Trois ans après le choc La nuit du 12, Dominique Moll revient avec Dossier 137, une œuvre toute aussi forte du point de vue cinématographique, mais dont la dimension politique est encore plus affirmée. En s’intéressant aux questions des violences policières, le film fait face à un sujet brûlant de notre époque, qui déchire régulièrement la société française. Au-delà de la période des Gilets jaunes qu’aborde le film, ce sujet fait malheureusement surface régulièrement dans notre actualité politique réveillant les antagonismes. On ne compte plus les affaires qui ont secoué le pays depuis 20 ans : Zyed et Bouna, Adama Traoré, Michel Zecler, Sainte-Soline ou Nahel… Cette liste malheureusement non-exhaustive, loin s’en faut, tous les français la connaissent, ont suivi les couvertures médiatiques, les « réponses » circonstancielles des politiques (ou l’absence de celles-ci !) et en ont une opinion tranchée. Dominique Moll parvient à éviter les écueils du manichéisme.
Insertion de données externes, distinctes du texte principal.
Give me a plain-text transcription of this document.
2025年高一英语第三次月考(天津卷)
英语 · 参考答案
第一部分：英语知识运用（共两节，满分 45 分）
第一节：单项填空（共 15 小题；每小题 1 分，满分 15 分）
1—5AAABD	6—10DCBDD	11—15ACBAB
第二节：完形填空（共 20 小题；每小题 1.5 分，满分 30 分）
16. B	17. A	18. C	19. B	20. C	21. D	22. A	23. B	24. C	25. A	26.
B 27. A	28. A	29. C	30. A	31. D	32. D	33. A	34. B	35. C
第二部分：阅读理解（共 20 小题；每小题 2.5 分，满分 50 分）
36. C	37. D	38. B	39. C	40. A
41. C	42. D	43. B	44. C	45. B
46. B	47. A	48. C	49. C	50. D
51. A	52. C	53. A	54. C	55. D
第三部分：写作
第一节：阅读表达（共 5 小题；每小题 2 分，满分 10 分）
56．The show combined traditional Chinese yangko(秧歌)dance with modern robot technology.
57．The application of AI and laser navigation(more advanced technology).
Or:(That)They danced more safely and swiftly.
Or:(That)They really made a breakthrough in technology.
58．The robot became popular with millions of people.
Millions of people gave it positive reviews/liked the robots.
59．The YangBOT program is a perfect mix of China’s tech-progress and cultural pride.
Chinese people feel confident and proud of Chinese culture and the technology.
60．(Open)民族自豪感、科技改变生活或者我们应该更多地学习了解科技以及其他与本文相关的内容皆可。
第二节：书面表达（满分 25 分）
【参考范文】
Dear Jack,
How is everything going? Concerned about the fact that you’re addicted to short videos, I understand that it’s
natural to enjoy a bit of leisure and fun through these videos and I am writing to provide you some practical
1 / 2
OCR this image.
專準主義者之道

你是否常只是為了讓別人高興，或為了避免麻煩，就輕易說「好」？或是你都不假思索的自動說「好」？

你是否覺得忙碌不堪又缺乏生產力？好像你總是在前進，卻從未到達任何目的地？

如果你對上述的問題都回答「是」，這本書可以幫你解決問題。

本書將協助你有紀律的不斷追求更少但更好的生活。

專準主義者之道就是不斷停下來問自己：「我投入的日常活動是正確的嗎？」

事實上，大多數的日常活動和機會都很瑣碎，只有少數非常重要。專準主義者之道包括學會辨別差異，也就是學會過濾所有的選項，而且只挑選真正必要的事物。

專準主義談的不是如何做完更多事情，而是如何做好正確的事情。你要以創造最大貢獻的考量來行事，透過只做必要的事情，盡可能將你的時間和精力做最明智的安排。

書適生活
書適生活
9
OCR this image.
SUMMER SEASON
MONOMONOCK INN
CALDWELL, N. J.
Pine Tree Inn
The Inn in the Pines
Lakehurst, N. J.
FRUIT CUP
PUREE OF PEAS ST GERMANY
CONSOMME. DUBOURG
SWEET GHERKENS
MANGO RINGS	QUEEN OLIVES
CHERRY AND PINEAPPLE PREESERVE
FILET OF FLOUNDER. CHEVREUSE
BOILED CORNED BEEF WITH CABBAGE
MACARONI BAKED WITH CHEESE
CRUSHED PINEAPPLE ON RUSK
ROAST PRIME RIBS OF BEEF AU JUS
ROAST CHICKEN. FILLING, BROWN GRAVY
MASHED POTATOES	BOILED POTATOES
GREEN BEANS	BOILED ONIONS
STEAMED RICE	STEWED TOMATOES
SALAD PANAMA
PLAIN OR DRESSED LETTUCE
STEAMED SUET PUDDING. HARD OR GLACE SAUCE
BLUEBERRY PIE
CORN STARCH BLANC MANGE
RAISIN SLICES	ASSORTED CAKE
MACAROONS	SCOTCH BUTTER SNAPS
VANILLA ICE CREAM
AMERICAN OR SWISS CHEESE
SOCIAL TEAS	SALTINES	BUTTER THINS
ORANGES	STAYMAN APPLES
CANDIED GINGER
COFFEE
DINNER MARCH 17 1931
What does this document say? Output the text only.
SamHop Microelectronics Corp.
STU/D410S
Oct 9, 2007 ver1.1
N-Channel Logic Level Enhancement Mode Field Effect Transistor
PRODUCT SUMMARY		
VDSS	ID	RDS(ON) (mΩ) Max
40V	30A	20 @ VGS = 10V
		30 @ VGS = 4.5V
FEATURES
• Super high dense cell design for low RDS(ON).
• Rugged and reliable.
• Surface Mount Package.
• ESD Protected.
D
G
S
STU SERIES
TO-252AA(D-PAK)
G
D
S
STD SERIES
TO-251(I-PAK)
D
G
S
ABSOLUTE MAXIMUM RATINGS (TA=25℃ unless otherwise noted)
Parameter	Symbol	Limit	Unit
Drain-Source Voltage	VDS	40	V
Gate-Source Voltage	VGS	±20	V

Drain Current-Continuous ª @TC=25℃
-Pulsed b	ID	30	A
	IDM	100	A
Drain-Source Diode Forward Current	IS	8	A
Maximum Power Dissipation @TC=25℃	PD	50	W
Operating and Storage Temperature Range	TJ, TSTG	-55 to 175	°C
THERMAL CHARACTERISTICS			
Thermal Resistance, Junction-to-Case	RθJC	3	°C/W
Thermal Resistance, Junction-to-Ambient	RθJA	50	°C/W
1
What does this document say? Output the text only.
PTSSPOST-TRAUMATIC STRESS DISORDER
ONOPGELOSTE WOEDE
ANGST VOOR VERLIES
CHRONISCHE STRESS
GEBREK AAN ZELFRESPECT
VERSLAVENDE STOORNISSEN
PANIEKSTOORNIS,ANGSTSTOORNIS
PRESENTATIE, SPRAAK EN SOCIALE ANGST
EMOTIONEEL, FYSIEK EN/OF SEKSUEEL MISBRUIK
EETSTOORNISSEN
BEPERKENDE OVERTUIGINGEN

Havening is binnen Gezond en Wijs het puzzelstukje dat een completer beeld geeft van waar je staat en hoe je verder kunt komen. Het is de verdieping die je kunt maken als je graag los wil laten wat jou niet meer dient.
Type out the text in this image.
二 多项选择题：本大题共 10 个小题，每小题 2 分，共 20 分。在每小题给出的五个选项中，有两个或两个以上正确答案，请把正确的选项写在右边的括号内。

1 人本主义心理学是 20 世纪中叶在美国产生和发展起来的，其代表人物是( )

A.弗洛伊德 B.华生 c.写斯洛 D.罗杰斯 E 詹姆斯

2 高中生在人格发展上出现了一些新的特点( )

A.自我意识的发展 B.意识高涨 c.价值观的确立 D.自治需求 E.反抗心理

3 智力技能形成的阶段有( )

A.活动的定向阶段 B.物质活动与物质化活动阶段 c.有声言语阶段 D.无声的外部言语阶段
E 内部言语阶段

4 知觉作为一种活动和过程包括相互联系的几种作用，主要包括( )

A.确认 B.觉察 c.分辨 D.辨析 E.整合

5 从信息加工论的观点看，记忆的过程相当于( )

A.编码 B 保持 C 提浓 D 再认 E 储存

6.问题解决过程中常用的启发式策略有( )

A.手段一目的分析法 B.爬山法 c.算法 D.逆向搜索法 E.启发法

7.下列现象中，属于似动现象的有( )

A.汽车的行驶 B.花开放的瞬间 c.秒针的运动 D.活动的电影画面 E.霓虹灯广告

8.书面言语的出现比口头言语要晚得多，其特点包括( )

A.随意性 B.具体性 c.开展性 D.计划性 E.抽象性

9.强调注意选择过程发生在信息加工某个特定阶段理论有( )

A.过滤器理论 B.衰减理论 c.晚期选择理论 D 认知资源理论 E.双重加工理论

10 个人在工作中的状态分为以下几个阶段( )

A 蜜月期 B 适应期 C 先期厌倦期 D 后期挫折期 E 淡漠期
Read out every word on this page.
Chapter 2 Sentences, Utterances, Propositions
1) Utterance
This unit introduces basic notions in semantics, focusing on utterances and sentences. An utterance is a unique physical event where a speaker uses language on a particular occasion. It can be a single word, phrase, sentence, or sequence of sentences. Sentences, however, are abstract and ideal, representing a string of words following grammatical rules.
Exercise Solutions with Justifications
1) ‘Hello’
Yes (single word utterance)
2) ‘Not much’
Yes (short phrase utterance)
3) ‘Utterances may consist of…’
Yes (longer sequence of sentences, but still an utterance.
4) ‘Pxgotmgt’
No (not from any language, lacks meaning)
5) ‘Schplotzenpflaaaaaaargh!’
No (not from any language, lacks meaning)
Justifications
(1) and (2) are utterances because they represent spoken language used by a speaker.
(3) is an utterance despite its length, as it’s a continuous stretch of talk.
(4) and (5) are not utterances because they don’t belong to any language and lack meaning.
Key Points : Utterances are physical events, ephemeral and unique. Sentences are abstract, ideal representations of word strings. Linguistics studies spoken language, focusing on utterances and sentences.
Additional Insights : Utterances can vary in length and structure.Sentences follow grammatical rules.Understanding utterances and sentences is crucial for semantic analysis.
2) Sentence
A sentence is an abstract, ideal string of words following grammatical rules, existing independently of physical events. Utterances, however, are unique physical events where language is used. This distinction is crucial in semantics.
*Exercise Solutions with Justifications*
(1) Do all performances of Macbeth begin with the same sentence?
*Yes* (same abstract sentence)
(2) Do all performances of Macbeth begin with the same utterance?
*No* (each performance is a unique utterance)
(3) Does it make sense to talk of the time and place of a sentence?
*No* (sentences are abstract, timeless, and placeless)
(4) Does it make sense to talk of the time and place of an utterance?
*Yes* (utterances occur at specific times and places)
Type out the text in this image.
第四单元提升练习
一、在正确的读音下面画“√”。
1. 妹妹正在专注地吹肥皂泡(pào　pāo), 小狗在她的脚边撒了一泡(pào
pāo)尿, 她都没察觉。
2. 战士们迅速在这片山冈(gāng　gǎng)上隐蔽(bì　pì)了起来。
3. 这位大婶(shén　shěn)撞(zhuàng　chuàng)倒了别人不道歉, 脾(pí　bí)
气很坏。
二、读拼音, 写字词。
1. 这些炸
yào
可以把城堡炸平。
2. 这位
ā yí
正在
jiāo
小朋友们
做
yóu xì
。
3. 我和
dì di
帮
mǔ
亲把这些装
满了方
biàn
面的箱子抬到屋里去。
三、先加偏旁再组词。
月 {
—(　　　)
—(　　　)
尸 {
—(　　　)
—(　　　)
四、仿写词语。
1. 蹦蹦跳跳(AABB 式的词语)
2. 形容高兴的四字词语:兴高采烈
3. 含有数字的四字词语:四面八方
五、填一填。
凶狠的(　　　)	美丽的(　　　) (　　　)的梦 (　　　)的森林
Il ne s’agit pas de montrer les « gentils Gilets jaunes », contre les « méchants flics ». Les problèmes et les causes sont infiniment plus complexes et structurelles. Il ne cherche ni à accuser gratuitement ni à blanchir par confort. Moll préfère dévoiler les mécanismes, les pressions, les défaillances d’une administration et de politiques qui empêchent parfois la police d’être à la hauteur de la mission qui devrait la guider : agir avec justice et honneur. Le film refuse la caricature, mais ne masque rien des dysfonctionnements à l’œuvre. Il interroge sans relâche ce qui grince, ce qui déraille, ce qui conduit à la fracture. Sa mise en scène précise, tendue, donne chair à cette inquiétude sourde qui traverse tout le pays, à défaut de changer quoi que ce soit. Dossier 137 est une œuvre essentielle car elle a le courage de montrer ce que beaucoup veulent glisser sous le tapis. Et tant pis si certains éditorialistes de la Bollosphère s’étouffent devant le film.
Le choix d’Emilien

Le choix de Mathys

Bugonia suit l’histoire de deux activistes kidnappant une riche industrielle, convaincus qu’elle est une extraterrestre voulant détruire la terre. Ils l’enlèvent et la séquestrent dans une cave, essayant coûte que coûte d’obtenir des aveux, en vain. A partir de ce point de départ étrange et plutôt dérangeant, du fait d’une violence qui paraît injustifiée, le film construit une tension continue, à la frontière entre croyance et paranoïa, dans laquelle la lucidité se fait rare. Bugonia entremêle des personnages tous plus instables les uns que les autres, entre un homme désespéré qui se réfugie dans les théories complotistes, son ami d’enfance qui le suit sans trop réfléchir, et cette femme d’affaire aisée, une victime au profil de psychopathe froide et sans sentiments. La force du film vient dans cette aptitude à mêler humour noir, tragédie et suspens sans jamais se perdre, mais en déroutant le spectateur. La vérité lui échappe, autant qu’elle échappe aux protagonistes, ne sachant plus s’il faut les prendre au sérieux, ou s’ils ont sombré dans la folie et le complotisme. La mise en scène renforce cet inconfort, laissant la place aux acteur·ice·s d’exprimer autant la fragilité que l’absurdité, ce qui en fait une œuvre marquante.
Le choix de Victor

Faire une comédie romantique savamment bien orchestrée, en l’implantant dans une peinture de la société française située un an après le vote de la loi du Mariage Pour Tous ? C’est le pari lancé par la cinéaste Alice Douard pour son premier long-métrage, inspiré de sa propre expérience : celle d’une future mère, attendant l’enfant porté par sa femme, en proie à des doutes et aux regards des autres. C’est cette inspiration autobiographique qui apporte une force revigorante à Des Preuves D’Amour. Le film déborde d’amour pour ses personnages, menés impeccablement par le trio Ella Rumpf/Monia Chokri/Noémie Lvovsky, mais également pour un tempo comique qui fait mouche entre maladresse administrative et baby-sitting chaotique. Courez dans vos salles pour découvrir ce film, qui saura amplement vous justifier son titre.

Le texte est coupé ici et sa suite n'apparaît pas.